I just picked 23 nice sized butternut squash to store for the winter. Perhaps I’ll use one in the recipe below. We also have loads of sweet potatoes to dig yet, but we’ll wait another week or two to do that.
We’ll all soon be thinking of pumpkin pie. If you’ve never made pumpkin pie from fresh pumpkin you might want to give it a try. It’s actually not that hard, and you’ll taste the difference. Pie pumpkins are the little tiny pumpkins, not much bigger than a softball. Some people also use butternut squash or another winter squash for their pie filling, and it’s great too. Prepare either the same way. Here’s how my friend Karen recommends preparing a pie pumpkin and here’s her favorite pumpkin pie recipe (I’m not sure where she got it).
Wash pumpkin and break off stem by knocking it against a counter. Cut in half and lay cut-side down on baking dish/sheet with a lip. Bake at 350 degrees for about an hour, or until a fork pierces the skin easily. Remove from oven, turn pieces up and let cool. Scoop out seeds (these are tasty toasted) and peel away skin. Cut into chunks and puree in the blender adding a little liquid from the baking dish if it looks too thick. One medium-sized pie pumpkin should yield 2 cups of puree, enough for one pie.

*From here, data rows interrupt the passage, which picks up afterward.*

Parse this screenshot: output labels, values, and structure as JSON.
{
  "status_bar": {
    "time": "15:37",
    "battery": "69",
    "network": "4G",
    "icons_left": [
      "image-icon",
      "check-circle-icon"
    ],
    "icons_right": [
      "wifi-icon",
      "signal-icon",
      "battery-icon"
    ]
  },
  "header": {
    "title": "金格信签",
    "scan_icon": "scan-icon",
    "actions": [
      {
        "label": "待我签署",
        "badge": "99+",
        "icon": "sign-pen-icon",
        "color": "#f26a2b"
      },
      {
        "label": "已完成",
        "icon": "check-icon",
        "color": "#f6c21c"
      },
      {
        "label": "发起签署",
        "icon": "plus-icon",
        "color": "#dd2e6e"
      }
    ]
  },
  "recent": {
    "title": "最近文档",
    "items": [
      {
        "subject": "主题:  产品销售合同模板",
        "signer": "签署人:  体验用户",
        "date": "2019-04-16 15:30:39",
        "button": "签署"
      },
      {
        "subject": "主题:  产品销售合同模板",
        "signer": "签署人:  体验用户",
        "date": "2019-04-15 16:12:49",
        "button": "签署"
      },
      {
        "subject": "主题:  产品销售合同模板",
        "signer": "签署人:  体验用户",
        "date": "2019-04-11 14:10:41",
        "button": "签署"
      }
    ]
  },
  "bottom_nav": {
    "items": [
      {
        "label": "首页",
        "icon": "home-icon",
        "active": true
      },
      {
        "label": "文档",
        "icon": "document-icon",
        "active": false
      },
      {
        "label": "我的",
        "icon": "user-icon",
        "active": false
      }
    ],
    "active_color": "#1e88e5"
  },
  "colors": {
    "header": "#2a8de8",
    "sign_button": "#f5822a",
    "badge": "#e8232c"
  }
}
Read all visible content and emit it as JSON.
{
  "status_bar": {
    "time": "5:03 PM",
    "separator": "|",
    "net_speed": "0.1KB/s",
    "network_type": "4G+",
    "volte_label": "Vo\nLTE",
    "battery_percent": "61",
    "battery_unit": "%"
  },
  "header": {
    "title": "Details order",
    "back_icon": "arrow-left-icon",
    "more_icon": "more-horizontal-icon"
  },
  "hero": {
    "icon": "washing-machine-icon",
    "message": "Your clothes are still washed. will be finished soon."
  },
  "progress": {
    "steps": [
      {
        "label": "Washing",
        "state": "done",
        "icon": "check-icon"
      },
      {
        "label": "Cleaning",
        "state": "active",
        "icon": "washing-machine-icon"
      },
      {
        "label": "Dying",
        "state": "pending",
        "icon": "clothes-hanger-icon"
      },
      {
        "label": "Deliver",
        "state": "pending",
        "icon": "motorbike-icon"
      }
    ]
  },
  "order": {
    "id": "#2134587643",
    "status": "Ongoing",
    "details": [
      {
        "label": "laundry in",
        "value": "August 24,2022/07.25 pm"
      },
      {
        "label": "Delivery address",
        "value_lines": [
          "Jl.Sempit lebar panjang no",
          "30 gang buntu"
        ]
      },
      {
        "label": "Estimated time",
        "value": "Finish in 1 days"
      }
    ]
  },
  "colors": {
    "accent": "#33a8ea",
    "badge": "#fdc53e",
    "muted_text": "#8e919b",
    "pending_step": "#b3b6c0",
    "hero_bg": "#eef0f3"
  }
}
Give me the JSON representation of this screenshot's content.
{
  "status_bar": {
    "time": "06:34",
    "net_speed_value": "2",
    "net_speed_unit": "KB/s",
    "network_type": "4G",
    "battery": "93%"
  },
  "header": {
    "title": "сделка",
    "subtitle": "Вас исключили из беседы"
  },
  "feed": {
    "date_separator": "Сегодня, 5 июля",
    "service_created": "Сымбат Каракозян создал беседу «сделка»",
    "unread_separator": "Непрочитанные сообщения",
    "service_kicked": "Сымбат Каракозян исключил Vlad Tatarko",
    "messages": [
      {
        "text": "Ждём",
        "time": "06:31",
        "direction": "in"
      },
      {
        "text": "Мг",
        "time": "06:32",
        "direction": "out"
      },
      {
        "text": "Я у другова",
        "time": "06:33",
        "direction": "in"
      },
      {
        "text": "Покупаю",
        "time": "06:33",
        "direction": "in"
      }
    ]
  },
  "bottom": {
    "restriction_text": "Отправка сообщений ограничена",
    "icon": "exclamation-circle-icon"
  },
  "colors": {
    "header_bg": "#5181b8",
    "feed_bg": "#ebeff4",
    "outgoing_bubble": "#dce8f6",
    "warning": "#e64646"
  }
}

One unbaked piecrust of your choice
6 TBSP brown sugar
2 TBSP white sugar
½ tsp. salt or 1 tsp. kosher salt
1 tsp. cinnamon
½ tsp. ginger
¼ tsp. cloves
½ cup dark corn syrup
3 large eggs slightly beaten
2 cups pumpkin/squash puree
1 ½ cups evaporated milk
1 tsp. pure vanilla
Mix ingredients. Pour into unbaked piecrust. Bake at 375 degrees for about an hour.